Berbagai prestasi tingkat internasional pun ia torehkan. Mulai dari menjadi juara umum Indonesian Surfing Championship 2008, meraih dua medali emas Asian Beach Games 2008, hingga memenangkan Komune Bali Pro 2014, salah satu seri kejuaraan selancar dunia.
Peselancar Asia yang pertama lolos kualifikasi World Qualifying Series ini tampil di koran, televisi, serta majalah luar negeri. Sutradara Dave Arnold dan Tyrone Lebon bahkan membuat film dokumenter tentang kisah Dede dengan judul “Mengejar Ombak” yang dirilis tahun 2009.
Ketenaran, traveling, hingga punya rumah pribadi di Bali tidak membuat Dede seperti “kacang lupa kulitnya”. Sekitar tahun 2015, ia memilih menetap hingga berkebun di Cimaja. Selain ingin dekat keluarga, bapak dua anak ini juga mengembangkan wisata berbasis selancar di sana.
Ia membuka Dede Suryana Place’s, yakni tempat penginapan hingga kursus selancar. Toko Quicksilver juga berdiri di halaman rumahnya. Peselancar dari Malaysia, Singapura, hingga Korea Selatan kerap menginap di tempatnya selama seminggu hingga sebulan.

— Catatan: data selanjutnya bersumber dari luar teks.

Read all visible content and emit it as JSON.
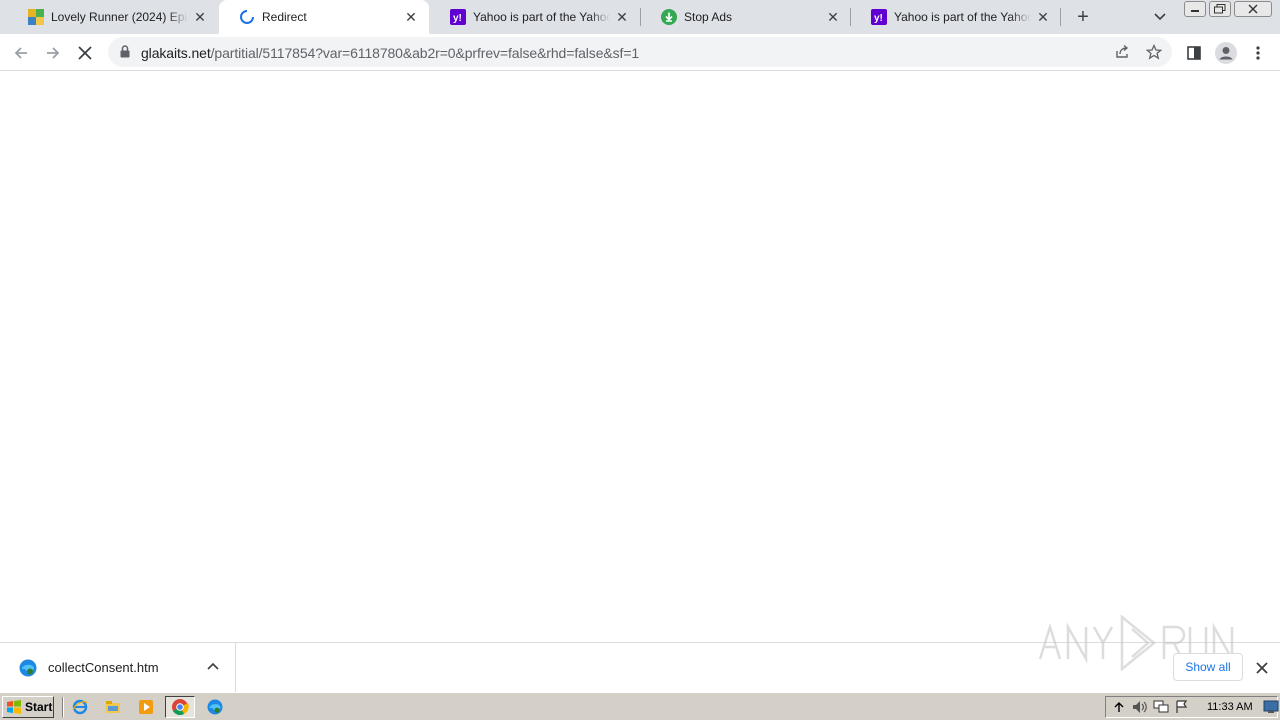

Para turis, lanjutnya, mengejar ombak di Indonesia. Berbatasan dengan Samudra Hindia, selatan Jabar jadi salah satu tujuan. Di sana, ombak hampir setiap hari muncul. Mulai dari Cimaja yang tinggi ombaknya lima kaki hingga ombak di Ujung Genteng yang bisa mencapai 30 kaki.
Akan tetapi, Dede prihatin dengan sampah di lautan negeri ini. Ia menunjukkan foto yang terpajang pada gedung rusak di Pantai Cimaja. Dalam foto itu, Dede berselancar di atas ombak bersama aneka sampah plastik. “Itu salah satu pantai di Indonesia,” ucapnya geram.
Dede pun gencar mengampanyekan kelestarian alam. Ia tidak segan memungut plastik dan memasukkan ke tempat sampah bertuliskan namanya. Di rumahnya, terdapat wadah khusus untuk botol air mineral berbahan plastik. Papan andalannya berwarna hijau dan biru.
“Biru itu laut, hijau itu alam. Warna hijau juga identik dengan Nyi Roro Kidul di pantai selatan. Padahal, itu pesan agar, kita menjaga alam,” ucapnya. Dede pun turut membangun program Cimaja Berseri, kerja sama dengan Aqua. Kegiatannya, fokus pada pengolahan sampah plastik.
Dede juga mendukung lahirnya peselancar muda. Ia meminjamkan papannya hingga sukarela mengajari anak muda setempat berselancar. “Surfing itu bisa jadi rekreasi, karier, hingga prestasi. Saya akan terus seperti ini di dunia selancar sampai tutup usia,” ujarnya.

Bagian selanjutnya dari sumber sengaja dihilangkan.